Sebastian Steineke.   Ihr Bundestagsabgeordneter für Nordwest-Brandenburg
30.07.2015, 08:01 Uhr | MAZ - Prignitz-Kurier 28.7.2015 / Andreas König

Elbkonzept: Steineke für zügige Umsetzung

Wittenberge – Beim „Gesamtkonzept Elbe“ der Bundesregierung hat die Detailarbeit begonnen. Darüber informiert der CDU-Bundestagsabgeordnete
für Ostprignitz-Ruppin und Prignitz, Sebastian Steineke. Die Bundesregierung habe die Arbeitsgruppe Elbe der CDU-/ CSU-Bundestagsfraktion schriftlich über den Stand der Dinge informiert. Demnach solle „die Festlegung der zukünftigen Fahrrinnentiefe auf der Grundlage der aktuellen Erkenntnisse erfolgen und im Rahmen des Gesamtkonzeptes
vorgestellt und diskutiert“ werden. „Das bisherige Unterhaltungsziel der Bundesregierung für die Elbe ist eine Tauchtiefe von 1,60 Meter (bis Dresden).“ Bisher galten die 1,60 Meter als gesetzter Wert.
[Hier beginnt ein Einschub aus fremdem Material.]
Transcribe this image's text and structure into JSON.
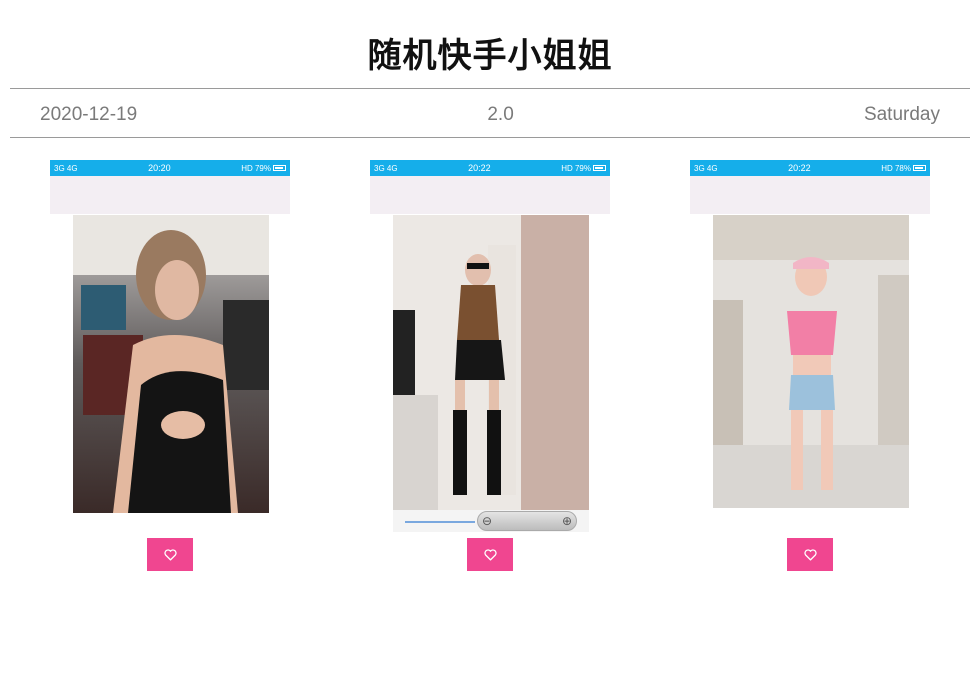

Dass drüber nachgedacht wird, eventuell eine größere Fahrrinnetiefe zu schaffen, wurde allenfalls von Vertretern der Binnenschifffahrt, der Logistikbranche oder der Anliegerkommunen gefordert. „Um die Planbarkeit der Schiffbarkeit des Flusses zu gewährleisten, scheint jedoch aus Sicht vieler Experten eine Mindesttiefe von 1,60 Metern geboten“, teilt Sebastian Steineke weiter mit. Er fordert eine zügige Umsetzung des Konzepts. In der Diskussion um eine bessere Schiffbarkeit habe sich jetzt auch Tschechien zu Wort gemeldet. Es gebe Bedenken für den Fall, dass die Elbe nicht in den Bundesverkehrswegeplan 2015 aufgenommen werde. Bekanntlich hatte Peter Ramsauer, Vorgänger des Bundesverkehrsministers Dobrindt (beide
CSU), die Elbe in ihrem östlichen Verlauf nicht mehr als Teil des Vorrangnetzes“ einstufen wollen. Das hätte bedeutet, dass nur noch das
Nötigste an Unterhaltungsarbeiten ausgeführt worden wäre. Die
Bundesregierung will das Gesamtkonzept Elbe bis Mitte 2016 vorlegen.
Es hätte Auswirkungen auch auf den Hafen Wittenberge.